Mit seiner Relativitätstheorie wurde Albert Einstein weltberühmt. Doch ohne Hilfe seines Freundes Marcel Grossmann wäre es wohl nie dazu gekommen. In einer Biografie erzählt Grossmanns Enkelin Claudia Graf-Grossmann aus dem Leben des Mathematikers.

«Grossmann, Du musst mir helfen, sonst werd’ ich verrückt!» Dieser Hilferuf von Albert Einstein soll an seinen Studienkollegen und Freund Marcel Grossmann gelangt sein, als er bei einem mathematischen Problem nicht mehr weiterwusste. Ohne das Können des Zürcher Mathematik-Professors Grossmann hätte Albert Einstein seine weltberühmte und bis heute unwiderlegte Relativitätstheorie und die Theorie zur Gravitation wohl kaum beweisen und publizieren können. Doch berühmt wurde nur der eine. Dies wollte die Enkelin des Mathematikers, Claudia Graf-Grossmann, ändern, indem sie eine Biografie über ihren Grossvater veröffentlichte. Am 15. März wird diese von der Autorin an einer Lesung im Canto Verde in Höngg präsentiert. In «Marcel Grossmann – Aus Liebe zur Mathematik» schildert sie das Leben ihres Grossvaters detailliert und bildhaft.

Jugend in Budapest
Marcel Grossmann wurde am 9. April 1878 als Sohn Schweizer Eltern in Budapest geboren. Als Jugendlicher zog er mit seinen Eltern zurück in die Schweiz und studierte später am Zürcher Polytechnikum – der späteren ETH – Mathematik und Physik. Zu seinen Studienkollegen gehörte auch Albert Einstein, mit dem ihn eine lebenslange Freundschaft verbinden sollte.

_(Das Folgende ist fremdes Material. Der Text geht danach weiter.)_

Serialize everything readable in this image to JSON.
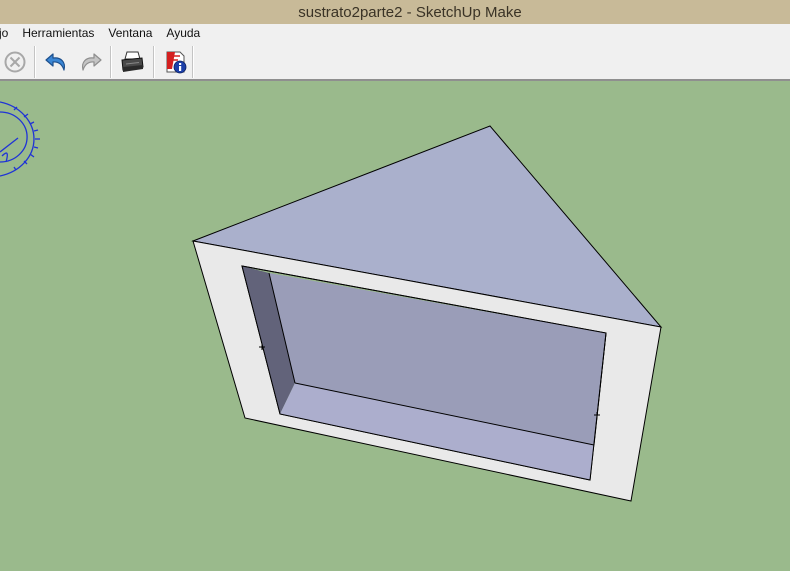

Nach Abschluss des Studiums unterrichtete Grossmann an verschiedenen Kantonsschulen und wurde schliesslich zum Professor an der ETH berufen. Sein Freund Einstein beschäftigte sich inzwischen intensiv mit der Relativitätstheorie, stiess aber bei gewissen mathematischen Fragen an seine Grenzen. Gemeinsam gaben die beiden Wissenschaftler Schriften heraus, unter anderem 1913 den «Entwurf einer verallgemeinerten Relativitätstheorie und einer Theorie der Gravitation».

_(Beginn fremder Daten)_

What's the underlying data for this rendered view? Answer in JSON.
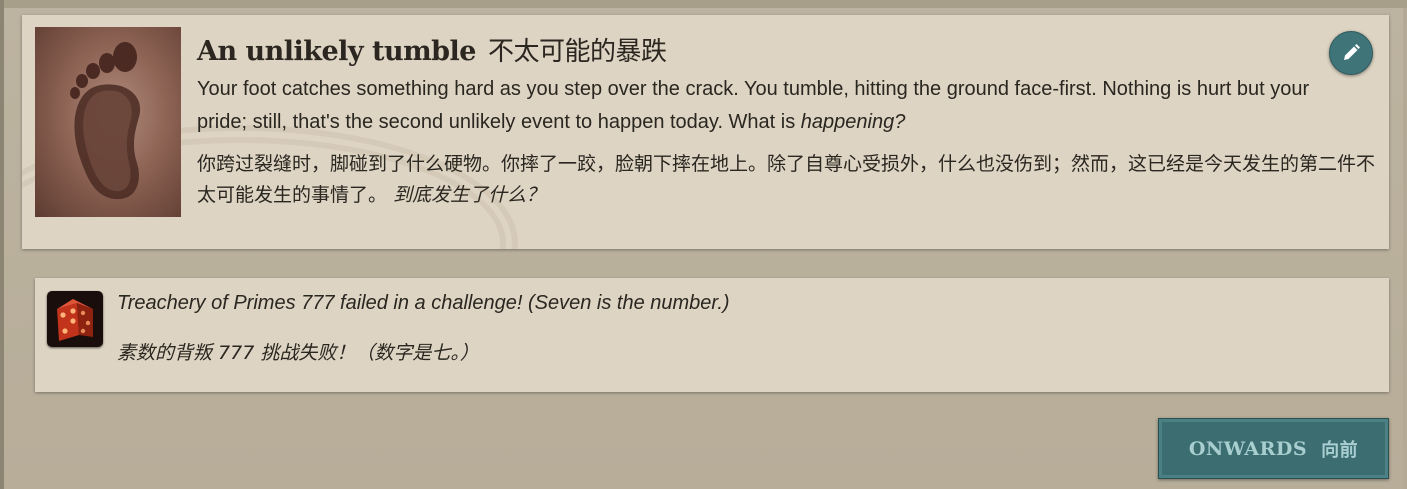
{
  "event": {
    "title_en": "An unlikely tumble",
    "title_cn": "不太可能的暴跌",
    "description_en": "Your foot catches something hard as you step over the crack. You tumble, hitting the ground face-first. Nothing is hurt but your pride; still, that's the second unlikely event to happen today. What is",
    "description_en_emphasis": "happening?",
    "description_cn": "你跨过裂缝时，脚碰到了什么硬物。你摔了一跤，脸朝下摔在地上。除了自尊心受损外，什么也没伤到；然而，这已经是今天发生的第二件不太可能发生的事情了。",
    "description_cn_emphasis": "到底发生了什么？",
    "image_icon": "footprint-icon"
  },
  "edit": {
    "icon": "pencil-icon"
  },
  "result": {
    "icon": "dice-icon",
    "text_en": "Treachery of Primes 777 failed in a challenge! (Seven is the number.)",
    "text_cn": "素数的背叛 777 挑战失败！（数字是七。）"
  },
  "onwards": {
    "label_en": "ONWARDS",
    "label_cn": "向前"
  },
  "colors": {
    "accent": "#3f7478",
    "card": "#ddd4c3",
    "background": "#b7ad99"
  }
}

In ihrer Biografie schildert Claudia Graf-Grossmann auch das Leben des Mathematikers, seine Heirat 1903 mit einer Thalwilerin, die schwierigen Jahre während des Ersten Weltkriegs, seine Erkrankung an Multipler Sklerose und sein früher Tod im Jahr 1936. (kst.)

Mittwoch, 15. März, 20 Uhr, Canto Verde, Limmattalstrasse 178.